One further aspect of having the logo trademark, etc. held by a Cayman islands subsidiary is that it allows for some nice tax evasion/avoidance (what to call it depends on how you view the distinction between breaking the law and having the law re-written to your advantage and the public detriment) angles. Since LDI (Cayman) holds the trademark, Pernod can set their taxable profits to whatever level they find most advantageous with any excess being laundered as licensing fees to LDI (Cayman) for the use of the trademark.
It will be interesting to see if Sazerac does anything to try to revive the Seagram's V.O. brand or just continues riding it down as Diagio has done. V.O. was a top shelf brand for decades after Prohibition ended. Seagram spent heavily promoting it and as late as 1990 it still sold more than 2 million cases annually in the U.S. and was in top ten selling brands nationally. Diagio put all of its marketing efforts behind the higher priced and higer margin Crown Royal and apparently had no interest in promoting another Canadian whiskey.
It seems that the usual marketing plan for "cats & dogs" is to spend nothing on marketing with the assumption that the people who drink the brand will continue to drink it but that that consumer base will eventually age away over time. That seems to be why so many brands move from being something that you drink to being something that your father drinks and then to being something that your late grandfather used to drink. All the while the brand loses consumers, shelf space, retailers and distributors and finally fades into oblivion.
That is what happened to the American blended whiskey brands. It is hard to believe now, but that was the largest market segment by far in the U.S. around the middle of the 20th century with Seagram's 7 Crown alone accounting for ten percent of the entire U.S. distitlled spirits market. Now it is the only brand of American blended whiskey that can still be regularly found at retailers and bars. The entire category of American blended whiskey might now account for less than one percent of the total U.S. market for distilled spirits.

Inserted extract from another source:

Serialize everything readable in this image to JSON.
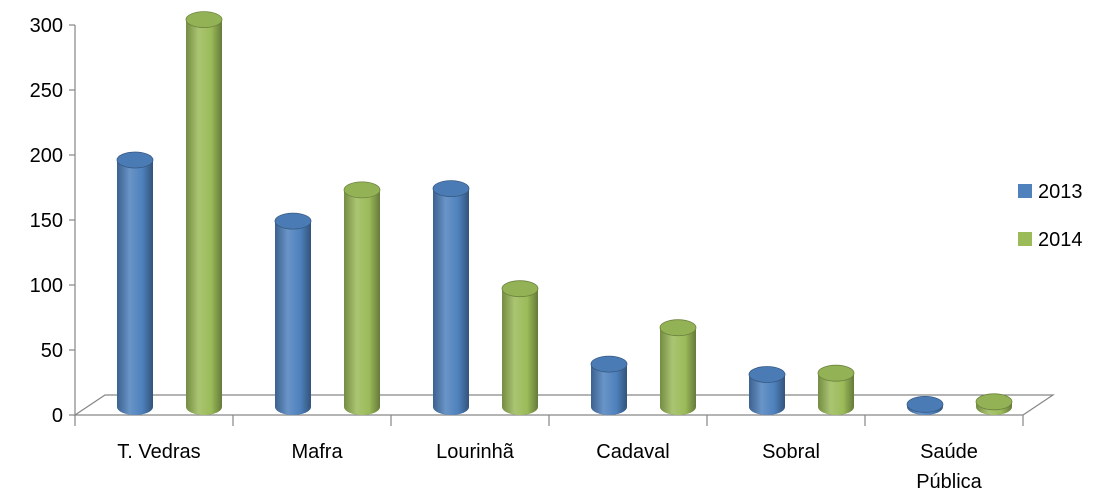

I'm very interested to see what the company does with V.O., 5-star and 83. I grew up in Manitoba, Canada (home of the Gimli distillery which produced all three products for a while) and V.O. and 5-star were dominant whiskies from the 70s to the late 80s. Every kid in the early 80s will remember pulling the plastic star off their dad's 5-star bottles and using them as either sheriff's badges or ninja stars.
V.O. and 5 star were my dad's preferred whiskys with 5-star being the standard and V.O. being the "good stuff". I actually tried a new bottle of 5-star a couple of years ago and was surprised how good it was for a distinctly non-premium product. Not saying it was a great unrecognized whisky but it wasn't bad at all.
My hope is that with Sazerac now operating the Old Montreal distillery they will bring their production in house and use the three "Seagram" brands to launch an solid upmarket Seagram Canadian whisky line. Their current lineup of Canadian whisky is almost all bottom shelf stuff or brands that are hard to find and have a limited following.